Méline Nocandy s’extirpe de la défense danoise, en demi-finale du Mondial IHF 2021. (Photo FFHandball / Iconsport).

Avec ton extrême détermination, on imagine que tu t’es déjà projetée sur la suite ?
Les médecins m’ont dit qu’il faut prendre le temps. Ils aimeraient que je revienne pour la préparation de la saison prochaine. Je trouve ça super loin. Je reprendrai quand mon corps me dira : OK, tu peux y aller. J’ai appris à écouter mon corps. Mon objectif, clairement, c’est de reprendre avec Paris dès que possible, et de retrouver l’équipe de France pour la préparation aux Jeux Olympiques.

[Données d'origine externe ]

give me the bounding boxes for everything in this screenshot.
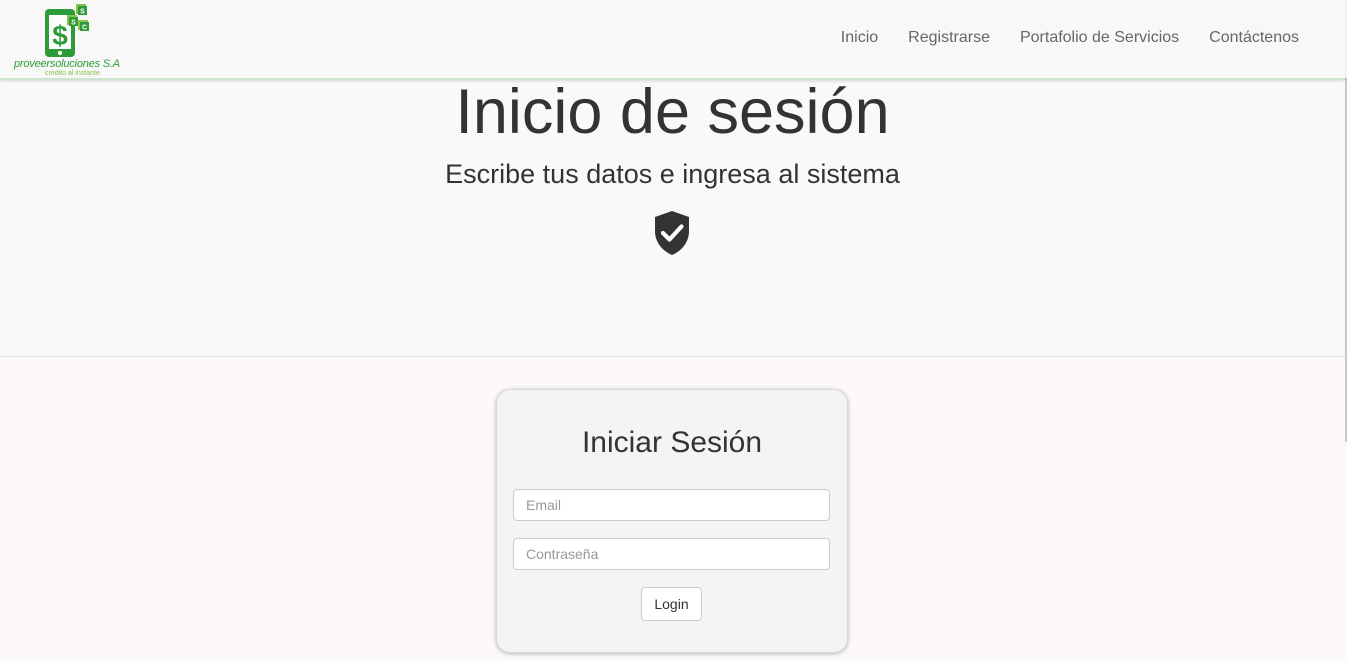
main-nav: Inicio Registrarse Portafolio de Servici… <box>826 28 1314 48</box>
page-title: Inicio de sesión <box>455 77 890 147</box>
email-field[interactable] <box>513 489 830 521</box>
brand-tagline: credito al instante. <box>45 70 102 77</box>
svg-text:S: S <box>71 20 76 27</box>
shield-check-icon <box>655 211 689 255</box>
login-button[interactable]: Login <box>641 587 702 621</box>
password-field[interactable] <box>513 538 830 570</box>
svg-text:S: S <box>80 9 85 16</box>
login-card: Iniciar Sesión Login <box>496 389 848 653</box>
brand-name: proveersoluciones S.A <box>14 58 120 70</box>
hero-section: Inicio de sesión Escribe tus datos e ing… <box>0 77 1345 357</box>
svg-text:C: C <box>82 25 87 32</box>
nav-link-inicio[interactable]: Inicio <box>826 28 893 48</box>
navbar: $ S S C proveersoluciones S.A credito al… <box>0 0 1345 80</box>
login-card-title: Iniciar Sesión <box>581 426 763 459</box>
svg-text:$: $ <box>52 20 68 51</box>
page-subtitle: Escribe tus datos e ingresa al sistema <box>445 159 900 189</box>
nav-link-portafolio[interactable]: Portafolio de Servicios <box>1005 28 1194 48</box>
nav-link-contactenos[interactable]: Contáctenos <box>1194 28 1314 48</box>
nav-link-registrarse[interactable]: Registrarse <box>893 28 1005 48</box>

On dit parfois qu’une telle blessure rend plus fort. Qu’elle permet de se régénérer. Penses-tu revenir plus forte encore ?
De 0 à 24 ans, mon corps m’a laissée tranquille. Puis il a saturé. Peut-être était-il un peu fatigué. Je vais le consolider pour être meilleure. Mieux me préparer. à l’échauffement, en muscu. Je suis un peu frêle. Dans ma tête, j’ai envie de peser 100 kg et de mesurer 2 m !  

Olivier Krumbholz dit que tu es irremplaçable. Quel message souhaite-t-il faire passer selon toi ?
J’ai du mal avec ça. Je pense au contraire que chacun est remplaçable. Je m’entends bien avec tout le monde, je fais des trucs bizarres sur un terrain, je ne parle pas beaucoup, mais si je parle, c’est qu’il y a une bonne raison, et c’est peut-être ces traits de caractère qu’il a souhaité souligner.

Pour finir avec cet Euro, le chemin vers les demi-finales semble accessible. Penses-tu que les filles soient en mesure de disputer une quatrième finale d’affilée ?
Un Championnat d’Europe, c’est dur. Je sais que dans leurs têtes, elles vont aborder chaque match comme un véritable combat, une finale. Elles sont super pro et carrées, je sais qu’elles savent que ça va être compliqué mais qu’il y a la place.

As-tu, pour finir, un message à leur transmettre ?
Je leur envoie toute la force que je peux. Il y a dans cette équipe des mamans, des filles qui ne sont pas rentrées chez elles depuis un moment. Ce sont des guerrières. Moi, je ne suis qu’un simple petit soldat qui marche sur une jambe, mais qui va leur transmettre toute son énergie.